Thursday, February 16, 2006

I Couldn't Resist

These are some highlights of Globe and Mail's discussion on
"why women are not at the forefront of politics in Canada":

Background: Twenty years ago, a group calling itself The Committee of '94 set a target of 10 years to bring the proportion of women in Parliament up to 50 per cent of sitting members. Today, women still occupy only 22% of the cabinet seats.

- The cost and disruption to career and family responsibilities remain key barriers to the greater participation of women as candidates for elected office.

- The emphasis on confrontation rather than conciliation and compromise makes political action difficult for many women. Partisan politics, while essential to a vibrant democracy, can become no more than political gamesmanship and frustrates even the most dedicated politician — male as well as female.

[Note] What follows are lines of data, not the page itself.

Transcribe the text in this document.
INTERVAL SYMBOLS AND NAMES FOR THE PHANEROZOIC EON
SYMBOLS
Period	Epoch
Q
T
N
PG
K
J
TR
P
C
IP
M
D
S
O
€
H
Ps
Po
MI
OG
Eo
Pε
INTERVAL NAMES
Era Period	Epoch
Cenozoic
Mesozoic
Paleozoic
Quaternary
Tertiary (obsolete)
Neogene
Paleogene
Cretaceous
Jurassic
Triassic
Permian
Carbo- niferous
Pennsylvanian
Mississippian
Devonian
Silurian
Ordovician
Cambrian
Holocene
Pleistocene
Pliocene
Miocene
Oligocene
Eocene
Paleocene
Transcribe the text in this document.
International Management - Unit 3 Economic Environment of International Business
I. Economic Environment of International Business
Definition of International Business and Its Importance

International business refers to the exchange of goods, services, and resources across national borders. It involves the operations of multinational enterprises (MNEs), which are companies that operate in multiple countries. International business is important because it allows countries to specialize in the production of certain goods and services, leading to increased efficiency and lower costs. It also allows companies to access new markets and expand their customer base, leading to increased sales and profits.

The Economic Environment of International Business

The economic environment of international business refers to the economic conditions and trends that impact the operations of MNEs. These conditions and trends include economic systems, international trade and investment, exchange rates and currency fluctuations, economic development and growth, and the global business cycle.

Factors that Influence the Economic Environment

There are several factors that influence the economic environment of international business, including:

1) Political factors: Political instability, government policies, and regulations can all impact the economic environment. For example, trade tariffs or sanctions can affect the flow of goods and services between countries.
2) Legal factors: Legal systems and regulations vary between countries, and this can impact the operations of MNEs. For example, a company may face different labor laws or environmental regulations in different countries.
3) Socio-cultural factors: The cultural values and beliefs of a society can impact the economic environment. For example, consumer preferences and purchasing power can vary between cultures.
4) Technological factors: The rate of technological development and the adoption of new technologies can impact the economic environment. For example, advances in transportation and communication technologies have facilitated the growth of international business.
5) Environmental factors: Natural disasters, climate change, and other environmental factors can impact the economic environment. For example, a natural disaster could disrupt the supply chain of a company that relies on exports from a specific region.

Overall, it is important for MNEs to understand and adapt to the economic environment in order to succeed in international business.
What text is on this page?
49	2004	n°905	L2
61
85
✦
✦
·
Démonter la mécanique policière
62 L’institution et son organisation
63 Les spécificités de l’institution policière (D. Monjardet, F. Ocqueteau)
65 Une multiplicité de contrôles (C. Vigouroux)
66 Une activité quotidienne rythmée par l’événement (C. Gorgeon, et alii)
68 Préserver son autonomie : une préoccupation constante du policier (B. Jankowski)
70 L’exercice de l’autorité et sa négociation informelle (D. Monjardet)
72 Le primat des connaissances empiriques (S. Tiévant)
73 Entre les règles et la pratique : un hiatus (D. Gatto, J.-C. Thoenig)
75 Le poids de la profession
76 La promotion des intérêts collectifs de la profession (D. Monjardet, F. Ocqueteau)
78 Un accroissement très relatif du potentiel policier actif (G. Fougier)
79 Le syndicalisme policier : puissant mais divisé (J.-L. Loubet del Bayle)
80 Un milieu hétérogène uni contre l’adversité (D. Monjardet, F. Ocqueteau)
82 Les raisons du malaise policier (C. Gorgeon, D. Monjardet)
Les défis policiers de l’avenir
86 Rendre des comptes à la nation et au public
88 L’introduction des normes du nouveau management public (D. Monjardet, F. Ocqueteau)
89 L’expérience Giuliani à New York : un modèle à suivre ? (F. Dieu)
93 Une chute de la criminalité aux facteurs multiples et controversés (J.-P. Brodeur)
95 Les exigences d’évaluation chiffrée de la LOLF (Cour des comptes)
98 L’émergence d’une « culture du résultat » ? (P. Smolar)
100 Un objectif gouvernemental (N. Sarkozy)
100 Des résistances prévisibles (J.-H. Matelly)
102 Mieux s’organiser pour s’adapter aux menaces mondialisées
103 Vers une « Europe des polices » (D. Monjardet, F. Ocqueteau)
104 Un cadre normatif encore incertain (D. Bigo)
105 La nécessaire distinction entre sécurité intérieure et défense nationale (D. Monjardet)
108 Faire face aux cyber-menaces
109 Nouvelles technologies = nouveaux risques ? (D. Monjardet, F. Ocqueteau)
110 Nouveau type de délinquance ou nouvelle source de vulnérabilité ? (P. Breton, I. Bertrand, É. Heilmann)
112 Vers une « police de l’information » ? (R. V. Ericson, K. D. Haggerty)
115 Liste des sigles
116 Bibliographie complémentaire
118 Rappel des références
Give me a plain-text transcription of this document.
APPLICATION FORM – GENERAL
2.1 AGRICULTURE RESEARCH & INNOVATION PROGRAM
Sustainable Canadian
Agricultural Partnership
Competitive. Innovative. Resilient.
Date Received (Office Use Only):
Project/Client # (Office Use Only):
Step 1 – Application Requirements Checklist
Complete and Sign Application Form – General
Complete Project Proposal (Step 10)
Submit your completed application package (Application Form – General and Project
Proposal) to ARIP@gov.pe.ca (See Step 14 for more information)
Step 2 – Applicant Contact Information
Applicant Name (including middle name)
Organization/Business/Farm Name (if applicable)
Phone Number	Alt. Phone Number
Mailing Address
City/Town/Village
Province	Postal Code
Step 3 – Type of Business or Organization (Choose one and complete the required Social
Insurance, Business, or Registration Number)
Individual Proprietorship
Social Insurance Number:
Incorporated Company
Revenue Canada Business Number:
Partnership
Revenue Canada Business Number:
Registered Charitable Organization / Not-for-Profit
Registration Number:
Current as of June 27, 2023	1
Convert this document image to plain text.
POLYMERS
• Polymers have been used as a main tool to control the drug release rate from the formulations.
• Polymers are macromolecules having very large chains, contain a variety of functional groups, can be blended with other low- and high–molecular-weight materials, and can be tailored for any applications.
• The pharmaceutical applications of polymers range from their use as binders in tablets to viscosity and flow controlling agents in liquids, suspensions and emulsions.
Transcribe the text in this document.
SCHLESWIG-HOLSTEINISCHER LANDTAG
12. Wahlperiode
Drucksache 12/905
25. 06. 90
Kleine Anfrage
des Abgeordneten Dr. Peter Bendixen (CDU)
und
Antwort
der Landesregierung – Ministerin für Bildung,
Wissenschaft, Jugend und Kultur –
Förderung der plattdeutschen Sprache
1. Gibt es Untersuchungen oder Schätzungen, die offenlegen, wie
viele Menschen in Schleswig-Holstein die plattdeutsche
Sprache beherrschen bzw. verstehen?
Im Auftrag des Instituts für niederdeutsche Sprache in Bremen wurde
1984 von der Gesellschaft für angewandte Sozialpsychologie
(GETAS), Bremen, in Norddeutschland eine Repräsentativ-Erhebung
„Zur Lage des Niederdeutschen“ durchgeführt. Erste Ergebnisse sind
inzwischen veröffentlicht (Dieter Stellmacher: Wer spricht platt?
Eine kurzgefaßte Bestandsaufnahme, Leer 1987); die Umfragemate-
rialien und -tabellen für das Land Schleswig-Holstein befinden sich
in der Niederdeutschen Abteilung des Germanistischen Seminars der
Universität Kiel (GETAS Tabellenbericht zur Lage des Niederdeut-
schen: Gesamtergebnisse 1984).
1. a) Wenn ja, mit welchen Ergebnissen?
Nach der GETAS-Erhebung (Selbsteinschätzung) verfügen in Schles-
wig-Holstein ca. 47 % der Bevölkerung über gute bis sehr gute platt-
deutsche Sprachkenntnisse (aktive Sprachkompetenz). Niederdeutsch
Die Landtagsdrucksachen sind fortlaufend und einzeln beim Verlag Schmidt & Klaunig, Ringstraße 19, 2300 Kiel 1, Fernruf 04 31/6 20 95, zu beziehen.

- As long as women discount themselves as potential candidates thinking that without a law degree, business degree, command of public speaking, powerful backers, money . . . oh yeah, all the things that get people elected . . . there will not be parity.

- The nominations process has been identified as a barrier to entry into elected politics, as women generally have a more difficult time securing the nominations.

- Raising money for a successful bid for election is a key component for women not entering politics at the federal or provincial level. More women are elected at the municipal level where perhaps the financial demands for a campaign aren't as steep.

I want to shout and scream all those, until someone really listens!